A postura natural – e juridicamente correta — que se deveria esperar do Estado lesado seria a de ir ao judiciário contra o Estado que age de maneira ilegal, via Adin. Contudo, como esse tipo de medida na prática não dá resultado, sobretudo por conta da morosidade do Judiciário, a solução encontrada pelos Fiscos estaduais foi a de atacar diretamente os contribuintes, intimidando-os para não se envolverem em operações amparadas por benefícios fiscais ilegais.
A principal maneira com que se vem fazendo isso na prática é o não reconhecimento do direito do destinatário ao crédito do ICMS sobre as mercadorias adquiridas por meio de operações amparadas por esses programas. O Governo de São Paulo se posicionou sobre a questão no Comunicado CAT nº 36, de 2004, por meio do qual afirmou que os contribuintes apenas poderiam efetuar o crédito do ICMS até o montante do imposto efetivamente pago no Estado de origem, independentemente da alíquota destacada no documento fiscal. Esse tipo de prática, no entanto, é absolutamente ilegítima. Quem adquire as mercadorias tem direito ao crédito do imposto destacado na nota fiscal.
Para o contribuinte se valer do direito de se creditar do ICMS destacado na nota fiscal, não se pode exigir o efetivo pagamento do imposto na operação que lhe originou, sob pena de se ofender a sistemática da não cumulatividade. Basta para tanto que o documento fiscal esteja formalmente em ordem e que tenha havido a incidência do imposto. O recolhimento ou não pelo remetente é irrelevante. Foi o que decidiu o STJ recentemente ao analisar um caso que tratava do tema (REsp 1125188/MT, j. 18/05/2010).

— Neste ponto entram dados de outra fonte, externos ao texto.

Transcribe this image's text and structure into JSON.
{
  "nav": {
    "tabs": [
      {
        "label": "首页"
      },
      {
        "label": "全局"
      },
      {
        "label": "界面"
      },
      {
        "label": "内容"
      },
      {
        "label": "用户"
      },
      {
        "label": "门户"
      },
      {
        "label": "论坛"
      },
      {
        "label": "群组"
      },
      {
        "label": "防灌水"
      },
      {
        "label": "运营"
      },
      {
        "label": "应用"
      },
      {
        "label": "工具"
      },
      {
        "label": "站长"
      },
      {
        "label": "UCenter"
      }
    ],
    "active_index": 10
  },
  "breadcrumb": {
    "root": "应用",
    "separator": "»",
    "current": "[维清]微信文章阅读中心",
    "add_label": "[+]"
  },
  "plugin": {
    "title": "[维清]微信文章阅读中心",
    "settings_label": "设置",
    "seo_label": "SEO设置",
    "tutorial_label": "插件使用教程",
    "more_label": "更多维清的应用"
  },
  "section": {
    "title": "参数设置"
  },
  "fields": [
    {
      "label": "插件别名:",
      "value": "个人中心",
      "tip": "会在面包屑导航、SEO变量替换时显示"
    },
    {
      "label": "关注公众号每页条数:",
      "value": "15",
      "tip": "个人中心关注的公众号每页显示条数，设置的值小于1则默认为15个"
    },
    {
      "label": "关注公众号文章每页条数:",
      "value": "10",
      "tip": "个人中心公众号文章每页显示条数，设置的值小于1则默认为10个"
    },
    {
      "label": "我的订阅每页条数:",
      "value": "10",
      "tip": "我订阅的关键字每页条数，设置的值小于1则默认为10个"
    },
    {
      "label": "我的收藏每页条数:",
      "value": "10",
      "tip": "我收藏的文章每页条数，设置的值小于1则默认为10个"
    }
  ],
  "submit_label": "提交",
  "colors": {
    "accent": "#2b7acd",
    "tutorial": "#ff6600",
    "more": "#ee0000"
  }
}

O Fisco somente pode considerar indevido o creditamento integral do imposto destacado na nota fiscal se houver decisão judicial declarando ilegal o benefício concedido pelo outro Estado. Não pode a fiscalização presumir que ele seja irregular e que o contribuinte esteja agindo ilegalmente. O que acontece na prática, entretanto, é que não há pronunciamento judicial declarando ilegítima a implantação do benefício fiscal. De maneira arbitrária, o Estado simplesmente pega um atalho e o considera ilegal, autuando o contribuinte.
Outra questão a ser considerada é que não se pode punir o contribuinte que, de boa-fé, adquira mercadorias de outros Estados em regular operação mercantil. Ora, não é razoável condicionar a validade dos créditos à comprovação do pagamento integral do ICMS ao fisco de origem, já que é quase impossível ao destinatário fazer essa prova. Para isso depende do obséquio da empresa remetente em fornecer seus livros e documentos fiscais.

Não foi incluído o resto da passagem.